The friction here is the thing Collins herself has addressed privately: people ask why she keeps working at her age. She told a major newspaper in 2024 that she keeps going because she loves being busy and that she refuses to be defined by a number. That stance is visible in public — in Cannes and now in London — and it complicates the easy narrative of retirement that often follows actors of advanced age. Her clothes are not a costume for controversy so much as a practical continuation of a career rhythm she insists on maintaining.

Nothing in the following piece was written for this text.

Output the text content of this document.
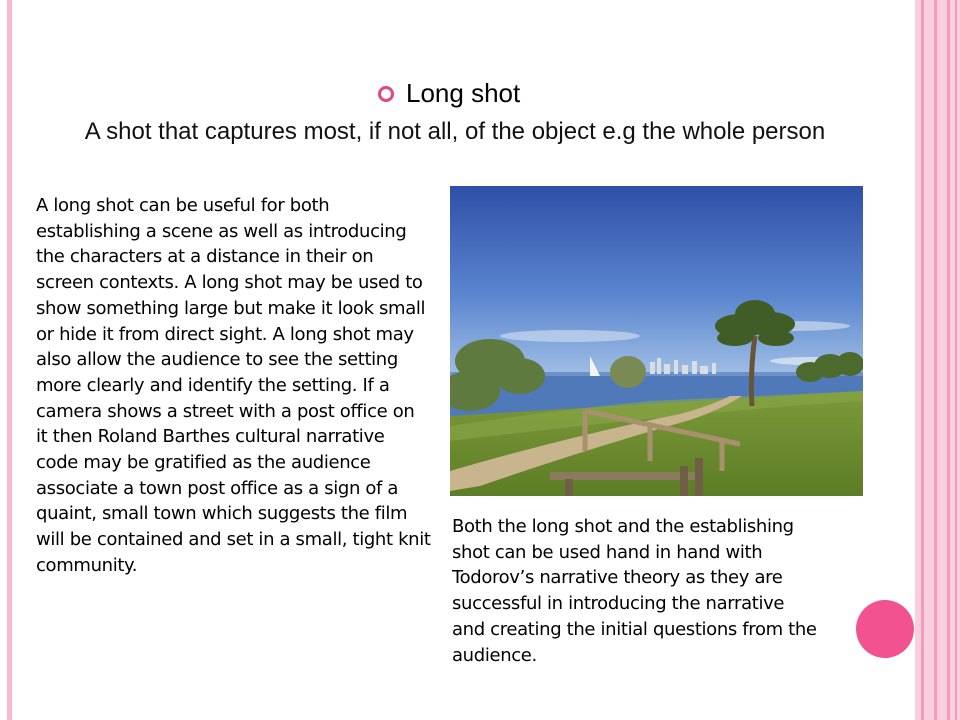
Long shot
A shot that captures most, if not all, of the object e.g the whole person
A long shot can be useful for both establishing a scene as well as introducing the characters at a distance in their on screen contexts. A long shot may be used to show something large but make it look small or hide it from direct sight. A long shot may also allow the audience to see the setting more clearly and identify the setting. If a camera shows a street with a post office on it then Roland Barthes cultural narrative code may be gratified as the audience associate a town post office as a sign of a quaint, small town which suggests the film will be contained and set in a small, tight knit community.
Both the long shot and the establishing shot can be used hand in hand with Todorov’s narrative theory as they are successful in introducing the narrative and creating the initial questions from the audience.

Those two realities — persistent public appetite and Collins’ own refusal to slow down — collide in small moments. At the Emmys last year, the reaction from the audience was, as one producer put it, proof that Collins still commands roomfuls of attention; on June 3, the sequined top and striking earrings did much the same work in London, translating reputation into a single, memorable image. The look underscored a simple point: Collins remains a public performer who knows how to stage an entrance.
What comes next is the concrete question beneath the style pages. My Duchess premiered at Cannes but still lacks an official release date, and that absence is the industry’s immediate unknown: Collins has threaded herself back into active film life, yet the next public milestone for the film — a release that would let wider audiences see her new work — has not been set. For now, Collins’ public appearances are both promotion and punctuation: they remind audiences that she is acting, appearing and presenting; they also keep pressure on distributors to put a date on a film that returned her to the festival circuit.
At 93, Collins’ choice is unmistakable. She could recede; instead she keeps showing up, dressing the part and letting her presence do the talking while the calendar for My Duchess remains blank. The sharper unanswered question after London is not whether she will keep working — she has said she will — but when audiences beyond festivals will get to judge that work for themselves.